¡De parodia a fenómeno! Por qué se llama 31 Minutos el programa chileno
Conoce el origen de 31 Minutos, su nombre y cómo pasó de parodia a fenómeno cultural en Latinoamérica.

El éxito de 31 Minutos no fue un accidente ni una idea improvisada. Detrás de sus canciones pegajosas, sus personajes entrañables y su humor absurdo hay una intención clara: burlarse de la televisión tradicional.
Lo que muchos recuerdan como un programa infantil en realidad nació como una parodia directa de los noticieros que dominaron la pantalla en Chile durante décadas.
Desde su concepción, el proyecto buscaba tomar distancia de ese formato rígido, solemne y serio que marcó a generaciones. Y lo hizo de la forma más inesperada: reemplazando a los conductores humanos por títeres y cambiando la formalidad por ironía.

Una parodia directa a los noticieros clásicos
En los años 70 y 80, los noticieros en Chile tenían una estructura muy definida: duraban una hora, mantenían un tono formal y se presentaban con una estética sobria.
Ese modelo fue el punto de partida para los creadores de 31 Minutos, quienes decidieron replicarlo… pero llevándolo al absurdo.
El resultado fue un formato que parecía familiar, pero que rápidamente rompía cualquier expectativa. En lugar de periodistas tradicionales, aparecían personajes como Tulio Triviño conduciendo noticias que mezclaban lo cotidiano con lo ridículo.
Esa base permitió que el programa funcionara en dos niveles. Por un lado, entretenía a niños con situaciones absurdas y canciones memorables. Por otro, lanzaba guiños claros a los adultos, con críticas disfrazadas hacia los medios de comunicación y la sociedad.

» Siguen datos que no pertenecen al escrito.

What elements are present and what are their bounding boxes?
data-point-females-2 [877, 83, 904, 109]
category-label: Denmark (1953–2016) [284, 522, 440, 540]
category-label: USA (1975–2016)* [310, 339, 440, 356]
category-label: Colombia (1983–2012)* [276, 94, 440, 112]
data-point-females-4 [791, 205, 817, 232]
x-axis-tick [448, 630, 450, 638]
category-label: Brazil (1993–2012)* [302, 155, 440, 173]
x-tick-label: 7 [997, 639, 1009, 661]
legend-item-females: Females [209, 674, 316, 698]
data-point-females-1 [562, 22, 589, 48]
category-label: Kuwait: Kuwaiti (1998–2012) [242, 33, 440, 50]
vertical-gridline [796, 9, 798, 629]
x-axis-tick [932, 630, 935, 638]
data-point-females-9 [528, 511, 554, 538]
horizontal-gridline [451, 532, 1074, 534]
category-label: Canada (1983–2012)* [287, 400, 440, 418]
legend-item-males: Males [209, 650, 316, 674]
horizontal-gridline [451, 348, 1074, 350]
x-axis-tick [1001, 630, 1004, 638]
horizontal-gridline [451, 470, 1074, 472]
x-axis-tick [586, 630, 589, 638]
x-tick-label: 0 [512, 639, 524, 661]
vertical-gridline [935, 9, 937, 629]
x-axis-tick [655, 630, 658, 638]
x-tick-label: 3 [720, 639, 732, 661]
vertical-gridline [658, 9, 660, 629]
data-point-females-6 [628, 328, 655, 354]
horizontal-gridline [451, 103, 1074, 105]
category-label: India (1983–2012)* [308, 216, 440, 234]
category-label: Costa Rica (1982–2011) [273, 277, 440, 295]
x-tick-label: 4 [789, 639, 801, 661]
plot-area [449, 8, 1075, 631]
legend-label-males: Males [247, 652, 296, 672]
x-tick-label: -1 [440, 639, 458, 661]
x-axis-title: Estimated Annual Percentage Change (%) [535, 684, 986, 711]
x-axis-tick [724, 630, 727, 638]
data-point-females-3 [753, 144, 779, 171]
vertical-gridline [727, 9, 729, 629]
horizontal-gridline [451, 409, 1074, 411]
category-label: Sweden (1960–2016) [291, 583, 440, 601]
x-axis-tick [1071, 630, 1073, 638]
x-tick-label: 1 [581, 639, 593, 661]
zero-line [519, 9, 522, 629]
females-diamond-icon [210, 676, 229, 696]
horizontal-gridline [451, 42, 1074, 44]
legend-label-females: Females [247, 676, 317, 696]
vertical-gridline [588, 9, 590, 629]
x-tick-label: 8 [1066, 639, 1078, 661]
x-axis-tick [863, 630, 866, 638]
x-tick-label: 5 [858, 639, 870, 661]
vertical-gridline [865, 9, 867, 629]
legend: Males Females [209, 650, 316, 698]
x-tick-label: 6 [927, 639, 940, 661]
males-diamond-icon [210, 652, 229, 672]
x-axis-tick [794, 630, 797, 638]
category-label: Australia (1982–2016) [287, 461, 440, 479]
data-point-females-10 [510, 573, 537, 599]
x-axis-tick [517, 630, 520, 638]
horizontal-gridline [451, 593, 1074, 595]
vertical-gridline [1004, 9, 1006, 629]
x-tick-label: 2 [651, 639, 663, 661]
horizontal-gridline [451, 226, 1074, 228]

¿Por qué se llama 31 Minutos y no 30?
Uno de los detalles más llamativos del programa es su nombre. Mientras los noticieros clásicos duraban 30 o 60 minutos, los creadores optaron por 31 minutos como una forma de romper con lo establecido.
La decisión no fue casual. Ese “minuto extra” funciona como una declaración de intenciones: el programa no sigue reglas tradicionales. Desde el título deja claro que su lógica es distinta, que no busca encajar en lo convencional.
Ese mismo espíritu se refleja en su identidad visual. El logo, inspirado en cadenas internacionales como CNN, refuerza la idea de que se trata de un noticiero… aunque lo que presenta esté completamente fuera de lo esperado. Esa mezcla entre apariencia seria y contenido absurdo se convirtió en una de sus marcas más reconocibles.

De proyecto educativo a fenómeno cultural
Aunque en un inicio se pensó como un contenido educativo, 31 Minutos evolucionó rápidamente hacia algo más grande. Su propuesta logró conectar con distintas generaciones, algo poco común en programas infantiles.
El humor absurdo fue clave, pero no fue lo único. La serie incorporó temas sociales, críticas a los medios e incluso reflexiones sobre la vida cotidiana, todo envuelto en un formato accesible y entretenido.
Con el tiempo, el programa dejó de ser solo un show de televisión para convertirse en un fenómeno cultural en Latinoamérica. Sus canciones trascendieron la pantalla, sus personajes se volvieron referentes y su estilo marcó una forma distinta de hacer contenido infantil.
Ese equilibrio entre entretenimiento y crítica es lo que lo mantiene vigente. No se trata solo de nostalgia: el formato sigue funcionando porque su esencia nunca fue superficial.

El regreso de 31 Minutos en CDMX
El impacto del programa sigue tan presente que sus personajes continúan reuniendo multitudes. Este 30 de abril, en el marco del Día del Niño, 31 Minutos llegará al Zócalo de la Ciudad de México con un concierto gratuito.
La presentación promete convocar a miles de personas en el corazón de la capital, incluso siendo jueves. No es solo un evento infantil: es un encuentro generacional donde quienes crecieron con el programa regresan ahora acompañados de nuevas audiencias.